Chick Lit. Jr. Mean Girls' Style

Mar 17, 2008 18:37

When I was growing up, I was a nerdy scrawny kid with glasses. I read a lot of science fiction, fantasy, and historical fiction: Harry Potter, Garth Nix, Animorphs, Diana Wynne Jones, Eloise McGraw, a lot of books with princesses, aliens, petticoats, etc. When I was finished with the two shelves of books in the children's section, I went upstairs and started reading adult books.
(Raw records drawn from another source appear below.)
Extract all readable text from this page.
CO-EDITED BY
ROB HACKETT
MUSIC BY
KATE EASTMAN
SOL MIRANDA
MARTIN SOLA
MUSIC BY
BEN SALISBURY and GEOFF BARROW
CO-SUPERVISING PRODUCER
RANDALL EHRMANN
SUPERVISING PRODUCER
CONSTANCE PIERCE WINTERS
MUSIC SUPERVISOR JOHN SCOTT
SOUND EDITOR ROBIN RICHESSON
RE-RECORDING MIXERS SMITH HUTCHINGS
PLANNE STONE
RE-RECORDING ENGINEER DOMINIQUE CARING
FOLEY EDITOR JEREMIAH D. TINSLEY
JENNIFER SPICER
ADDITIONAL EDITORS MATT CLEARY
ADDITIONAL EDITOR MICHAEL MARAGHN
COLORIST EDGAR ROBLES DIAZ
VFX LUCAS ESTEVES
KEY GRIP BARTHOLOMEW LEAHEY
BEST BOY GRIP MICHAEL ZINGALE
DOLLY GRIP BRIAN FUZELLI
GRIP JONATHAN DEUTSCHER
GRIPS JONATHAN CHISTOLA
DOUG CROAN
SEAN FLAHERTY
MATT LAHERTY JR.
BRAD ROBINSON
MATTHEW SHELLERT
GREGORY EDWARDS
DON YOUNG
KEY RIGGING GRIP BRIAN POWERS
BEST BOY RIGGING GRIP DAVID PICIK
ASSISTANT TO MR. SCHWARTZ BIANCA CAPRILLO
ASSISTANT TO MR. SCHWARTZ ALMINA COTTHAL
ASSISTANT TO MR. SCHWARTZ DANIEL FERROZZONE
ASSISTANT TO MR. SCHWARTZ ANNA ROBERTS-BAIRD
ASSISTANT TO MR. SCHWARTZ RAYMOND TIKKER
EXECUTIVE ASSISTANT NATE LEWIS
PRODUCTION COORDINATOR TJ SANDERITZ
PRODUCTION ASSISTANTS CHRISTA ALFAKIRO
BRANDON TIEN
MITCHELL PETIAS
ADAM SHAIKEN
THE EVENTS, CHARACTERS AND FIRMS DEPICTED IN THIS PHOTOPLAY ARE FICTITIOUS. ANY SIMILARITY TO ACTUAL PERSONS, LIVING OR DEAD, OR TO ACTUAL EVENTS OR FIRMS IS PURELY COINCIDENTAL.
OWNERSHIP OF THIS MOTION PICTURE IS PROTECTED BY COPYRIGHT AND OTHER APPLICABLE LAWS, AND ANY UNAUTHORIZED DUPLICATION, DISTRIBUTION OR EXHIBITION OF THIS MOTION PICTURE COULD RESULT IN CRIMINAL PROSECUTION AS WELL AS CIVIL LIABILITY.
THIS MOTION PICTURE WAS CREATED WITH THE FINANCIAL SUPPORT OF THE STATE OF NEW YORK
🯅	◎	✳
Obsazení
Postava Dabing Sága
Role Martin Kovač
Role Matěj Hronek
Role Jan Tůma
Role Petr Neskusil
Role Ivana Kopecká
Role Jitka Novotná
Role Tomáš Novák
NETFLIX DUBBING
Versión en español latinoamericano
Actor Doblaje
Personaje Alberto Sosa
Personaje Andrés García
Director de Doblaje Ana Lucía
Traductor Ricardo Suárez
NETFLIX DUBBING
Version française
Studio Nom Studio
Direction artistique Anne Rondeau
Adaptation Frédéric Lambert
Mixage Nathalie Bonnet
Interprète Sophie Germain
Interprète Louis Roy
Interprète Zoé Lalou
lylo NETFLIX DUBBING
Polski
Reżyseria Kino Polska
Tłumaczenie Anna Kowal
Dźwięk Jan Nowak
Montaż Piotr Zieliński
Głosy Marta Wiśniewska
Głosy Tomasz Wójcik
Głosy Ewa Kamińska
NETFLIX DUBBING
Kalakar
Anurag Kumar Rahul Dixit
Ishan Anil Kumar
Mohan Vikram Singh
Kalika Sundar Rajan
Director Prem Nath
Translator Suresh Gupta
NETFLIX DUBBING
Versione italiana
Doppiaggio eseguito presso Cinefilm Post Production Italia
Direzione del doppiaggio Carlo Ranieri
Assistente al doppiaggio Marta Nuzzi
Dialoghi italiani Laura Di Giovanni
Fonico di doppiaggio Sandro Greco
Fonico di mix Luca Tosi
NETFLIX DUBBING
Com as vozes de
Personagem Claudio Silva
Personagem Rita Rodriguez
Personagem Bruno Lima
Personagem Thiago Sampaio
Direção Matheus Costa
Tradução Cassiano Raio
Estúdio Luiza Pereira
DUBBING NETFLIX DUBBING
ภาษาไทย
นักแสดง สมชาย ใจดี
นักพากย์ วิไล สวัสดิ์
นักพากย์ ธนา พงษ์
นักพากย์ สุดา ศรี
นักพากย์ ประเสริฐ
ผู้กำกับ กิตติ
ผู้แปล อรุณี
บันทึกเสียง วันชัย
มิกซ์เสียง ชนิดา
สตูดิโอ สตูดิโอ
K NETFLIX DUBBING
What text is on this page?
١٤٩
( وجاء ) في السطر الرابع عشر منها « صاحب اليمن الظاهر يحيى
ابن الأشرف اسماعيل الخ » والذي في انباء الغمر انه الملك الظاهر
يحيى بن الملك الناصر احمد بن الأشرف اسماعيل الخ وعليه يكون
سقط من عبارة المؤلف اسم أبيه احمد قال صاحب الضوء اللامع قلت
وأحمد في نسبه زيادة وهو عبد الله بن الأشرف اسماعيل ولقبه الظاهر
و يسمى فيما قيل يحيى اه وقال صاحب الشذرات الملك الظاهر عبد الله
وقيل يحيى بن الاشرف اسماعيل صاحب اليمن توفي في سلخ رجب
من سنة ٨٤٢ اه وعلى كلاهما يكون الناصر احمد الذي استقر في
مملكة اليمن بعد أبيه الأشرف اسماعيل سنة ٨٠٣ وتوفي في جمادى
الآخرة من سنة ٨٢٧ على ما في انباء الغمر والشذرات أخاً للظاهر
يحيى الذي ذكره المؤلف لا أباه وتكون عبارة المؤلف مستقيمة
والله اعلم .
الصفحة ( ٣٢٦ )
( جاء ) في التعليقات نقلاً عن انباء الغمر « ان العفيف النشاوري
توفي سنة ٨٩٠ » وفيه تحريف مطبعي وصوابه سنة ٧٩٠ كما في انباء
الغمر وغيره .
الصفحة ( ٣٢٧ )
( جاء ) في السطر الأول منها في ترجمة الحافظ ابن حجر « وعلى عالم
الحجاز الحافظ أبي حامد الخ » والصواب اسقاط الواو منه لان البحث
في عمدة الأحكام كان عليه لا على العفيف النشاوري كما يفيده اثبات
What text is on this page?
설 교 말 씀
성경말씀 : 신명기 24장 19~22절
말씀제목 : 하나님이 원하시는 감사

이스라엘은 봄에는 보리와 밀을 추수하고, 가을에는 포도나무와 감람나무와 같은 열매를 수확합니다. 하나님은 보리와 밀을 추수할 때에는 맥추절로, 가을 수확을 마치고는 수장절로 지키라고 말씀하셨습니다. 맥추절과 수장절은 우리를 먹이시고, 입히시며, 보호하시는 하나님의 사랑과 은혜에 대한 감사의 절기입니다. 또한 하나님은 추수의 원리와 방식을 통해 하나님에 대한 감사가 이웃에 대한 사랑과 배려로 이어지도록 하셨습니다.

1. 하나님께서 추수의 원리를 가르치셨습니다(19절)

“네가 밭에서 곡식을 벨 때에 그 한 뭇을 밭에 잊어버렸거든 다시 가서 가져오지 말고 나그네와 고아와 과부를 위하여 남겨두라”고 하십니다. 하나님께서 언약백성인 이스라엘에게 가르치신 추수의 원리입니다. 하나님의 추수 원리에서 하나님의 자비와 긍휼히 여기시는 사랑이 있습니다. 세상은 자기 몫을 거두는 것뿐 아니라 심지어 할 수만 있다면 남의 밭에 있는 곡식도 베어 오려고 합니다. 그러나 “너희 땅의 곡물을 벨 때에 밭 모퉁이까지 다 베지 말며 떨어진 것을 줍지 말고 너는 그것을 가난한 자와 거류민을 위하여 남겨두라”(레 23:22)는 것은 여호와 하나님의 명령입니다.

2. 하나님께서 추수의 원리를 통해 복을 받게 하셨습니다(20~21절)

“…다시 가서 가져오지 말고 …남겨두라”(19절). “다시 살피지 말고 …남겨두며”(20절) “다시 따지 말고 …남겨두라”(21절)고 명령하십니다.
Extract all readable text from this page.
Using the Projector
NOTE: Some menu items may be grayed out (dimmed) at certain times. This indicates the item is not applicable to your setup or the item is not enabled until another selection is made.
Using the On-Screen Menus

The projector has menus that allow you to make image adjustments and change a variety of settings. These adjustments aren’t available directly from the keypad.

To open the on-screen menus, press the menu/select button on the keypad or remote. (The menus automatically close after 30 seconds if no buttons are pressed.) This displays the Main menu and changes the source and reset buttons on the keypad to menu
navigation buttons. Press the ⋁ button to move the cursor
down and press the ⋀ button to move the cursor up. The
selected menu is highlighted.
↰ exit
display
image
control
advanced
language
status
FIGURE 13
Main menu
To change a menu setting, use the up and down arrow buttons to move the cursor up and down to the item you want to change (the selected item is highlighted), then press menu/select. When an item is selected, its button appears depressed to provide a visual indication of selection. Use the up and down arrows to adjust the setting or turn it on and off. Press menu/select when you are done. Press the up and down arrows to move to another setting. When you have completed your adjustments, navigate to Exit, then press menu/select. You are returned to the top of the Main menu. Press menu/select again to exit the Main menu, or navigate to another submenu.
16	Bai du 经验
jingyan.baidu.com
Now I review young adult literature for a website and most of the titles are fiction, with a disturbingly large number of what can be described as "Chick Lit Jr." Of course, as a teenager I had noticed the increasingly number of book covers with pretty girls with great hair, or black stockinged legs in mini-skirts, but I just walked past them and got to the good stuff. After listening to a paper titled "Gossip Girls and Shopping Princesses: Clique Lit and the Book Packager That Created the Genre," I'm beginning to get worried about the documenting and packaging the horrors of junior high. Horrors that have somehow become something exciting and to be endeavored for.

Is this genre creating an increasingly shallow, manipulative, and materialistic young people? Or are there just more shallow, manipulative, and materialistic young people reading? *hurray* Has the book industry finally caught on to a cultural/ social trend? Should we rejoice that these terrifying or would-be terrifying girls getting a constructive Mean Girls outlet, that they are getting educated? Or have men and women in power suits created a primped and pretty army of monsters who would eat a younger me with a Starbucks non-fat triple shot caramel latte?

I read a lot about dragons and elves as a child, but I don't think it had an adverse effect on me. I never had the misconception that fairies were real. I don't do real life dungeon and dragons role playing. I am not delusional and I think I have pretty firm grip on reality. Can we transfer this idea, the idea that it's just not real, to books about power structures in junior high and high schools? Perhaps the belief that the corrupting power of books like Gossip Girl is an unfair intellectual assessment of today's youth. Perhaps young girls are smart enough to know that this isn't real, that this is just another fantasy.

I don't think so. I had real life to counteract orcs. What do girls have to counteract the ideas of Best Friends For Never? The TV? School? Real Life? Clique lit imitates a slice of real life and elevates it to de rigueur. OMG.